Friday, November 22

Hyndman Papers

Alberta’s Contribution to Confederation circa 1980

 

In August 1980, Alberta intergovernmental relations were heating up as the earlier Mellon memo attested to. The National Energy Program was about two months away from release, a release that would fuel the flames of western separatism. Concerns were festering in Alberta about the cost-benefits of remaining in Confederation.

In the Briefing Note below, authored by Treasury officials in the Fiscal Policy and Economic Analysis Division documented the inflows and outflows to and from the federal Treasury over a 16-year period. The Table below summarizes two tables from the paper- the cumulative totals for provinces and a combined B.C., Yukon, and North West Territories and the discounted cumulative totals. The information was derived from Statistics Canada and “experimental.”

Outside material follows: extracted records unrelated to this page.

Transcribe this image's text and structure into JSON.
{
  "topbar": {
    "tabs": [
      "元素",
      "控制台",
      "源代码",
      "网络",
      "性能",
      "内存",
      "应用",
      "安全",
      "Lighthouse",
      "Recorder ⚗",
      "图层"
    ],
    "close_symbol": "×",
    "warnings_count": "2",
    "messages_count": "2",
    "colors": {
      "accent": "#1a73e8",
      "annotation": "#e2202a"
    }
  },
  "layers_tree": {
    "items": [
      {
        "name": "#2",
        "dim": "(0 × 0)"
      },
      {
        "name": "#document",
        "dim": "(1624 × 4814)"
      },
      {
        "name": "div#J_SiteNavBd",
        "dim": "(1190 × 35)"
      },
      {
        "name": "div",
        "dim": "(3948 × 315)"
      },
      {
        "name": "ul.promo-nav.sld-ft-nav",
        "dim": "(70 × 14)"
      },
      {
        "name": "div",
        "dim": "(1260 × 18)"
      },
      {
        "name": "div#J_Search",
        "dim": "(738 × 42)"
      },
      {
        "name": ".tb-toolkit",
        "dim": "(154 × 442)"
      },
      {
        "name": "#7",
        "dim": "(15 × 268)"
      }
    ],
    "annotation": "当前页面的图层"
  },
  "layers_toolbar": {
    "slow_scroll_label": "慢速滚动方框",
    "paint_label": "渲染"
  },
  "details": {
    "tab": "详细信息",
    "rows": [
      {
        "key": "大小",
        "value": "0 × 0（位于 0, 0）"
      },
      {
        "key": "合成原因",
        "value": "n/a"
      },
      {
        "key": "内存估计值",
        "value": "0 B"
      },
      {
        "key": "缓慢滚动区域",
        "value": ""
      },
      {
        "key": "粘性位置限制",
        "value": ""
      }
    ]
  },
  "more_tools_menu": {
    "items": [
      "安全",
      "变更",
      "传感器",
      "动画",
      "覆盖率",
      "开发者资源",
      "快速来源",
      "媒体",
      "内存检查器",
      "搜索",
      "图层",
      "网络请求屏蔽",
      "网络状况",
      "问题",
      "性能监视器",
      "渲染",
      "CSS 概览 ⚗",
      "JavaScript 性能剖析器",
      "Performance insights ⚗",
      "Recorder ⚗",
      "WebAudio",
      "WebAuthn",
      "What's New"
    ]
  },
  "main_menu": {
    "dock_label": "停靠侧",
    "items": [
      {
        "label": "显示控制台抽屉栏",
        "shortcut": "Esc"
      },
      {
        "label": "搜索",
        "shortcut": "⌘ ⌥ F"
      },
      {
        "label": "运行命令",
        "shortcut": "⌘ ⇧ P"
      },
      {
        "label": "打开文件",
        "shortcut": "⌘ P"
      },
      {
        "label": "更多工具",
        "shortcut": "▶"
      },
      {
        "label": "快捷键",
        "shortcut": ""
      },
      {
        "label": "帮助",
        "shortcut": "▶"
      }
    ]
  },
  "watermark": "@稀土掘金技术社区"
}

Alberta’s Financial contribution to Confederation

This note provides an analysis of the fiscal operations of the federal government in each province since 1962. The data source is the Provincial Economic Accounts, 1962-1977, produced by Statistics Canada as experimental data. The data represents an allocation of federal revenue and expenditure to each province. In a 1977 budget paper, Ontario used essentially the same approach to illustrate its major financial contribution to Confederation. In many cases, the allocation is arbitrary. For example, should debt-servicing costs be allocated on an equal per capita basis or on the basis of where the deficits were incurred? Statistics Canada chose the former approach.

This method, however, does not take into account the activities of federal Crown corporations, federal expenditure abroad and in the armed forces, neither does it include the financial offsets and the implicit subsidies like the sale of Alberta crude oil below the world price level. It is, at best, a crude guide as to which provinces have been contributors and which have been beneficiaries.

Table1, attached, shows the per capita financial contribution by province between 1962 and 1977. Among the provinces, only Ontario contributed surpluses in each of the 16 years for which data are available. The Yukon, Northwest Territories and British Columbia combined were in surplus 13 out of the 16 years, while Alberta and Quebec each contributed surpluses 11 out of the 16 years. In the other provinces, the federal government spent more than it took in each of the 16 years.

Cumulatively, only three provinces contributed net financial flows to Confederation. Alberta ranks first with a net contribution of $3,995 followed by Ontario, $2,769, and the Yukon, Northwest Territories and B.C. combined, $833. The province that benefited the most was Prince Edward Island which received $16,256 per person over the 16-year period.

Table 2 illustrates the net financial contribution by province, discounted to reflect the relative time value of money. The rate of discount used was the average annual yield of long-term Canada bonds. This method takes into account the fact that a dollar received in 1962 is worth more in 1977 than a dollar received in 1977. 

Using the discount method reveals that Quebec would join the three other provinces as a net financial contributor to Confederation. The relative position of Alberta would not change. Its discounted per capita contribution of $4,588 ranks first followed by Ontario with $4,365 per capita.

The attached graph compares the per capita contribution of Ontario and Alberta over the 16-year period. Ontario’s contribution which has been positive in each of the 16 years reached its peak of $333 per capita in 1974 and as since declined. Ontario’s net contribution since 1977 has likely been in balance or perhaps slipped into the negative. This point can be deduced from the fact that Ontario currently qualifies for equalization payments; its exclusion is a result of the federal qualification criteria based solely on per capita personal income.

Prior to 1967, Alberta was in a deficit position. Its contribution has since then increased significantly such that by 1974, the per capita Alberta contribution was $1,087, the highest ever contributed by any province. The significant increase in the Alberta contribution stems largely with the federal export tax on oil. This is reflected in the 1974 figures.  Though the graph indicates a fall-off in Alberta’s contribution since 1975, one would expect that beyond 1977, the trend has been upwards. The increase in world oil prices since 1977, relative to the domestic oil price would indicate an increasing federal take from Alberta tempered, however, by the reduction in the volume of oil exported.

Source: Provincial Archives of Alberta-PR1986.0245, Box 53, File #757 (Hyndman Papers)

2 Comments

  • Ted Morton

    Bravo for Lou Hyndman and Peter Lougheed. They saw what was happening. Equalization and other federal transfer payments doubled During the Seventies. Most of this money came from Alberta. And most went to Quebec. This was Quebec’s “reward” for electing a separatist government in 1976, holding a referendum on separating from Canada, and driving out head offices of Canada’s largest corporations with new “French only “ language laws. No cost was too high to keep Quebec from separating—especially if it was paid by revenues from Alberta. But what began as a bribe evolved into blackmail. This set the pattern for the next 50 years—and Alberta is $500 billion dollars poorer. When will we learn?

    • Thank you Ted. As long as oil continued to energize Alberta’s economy, nobody complained. Diversification was a non issue. But that was then and this is now. The pain is real but the solution other than to run away is elusive.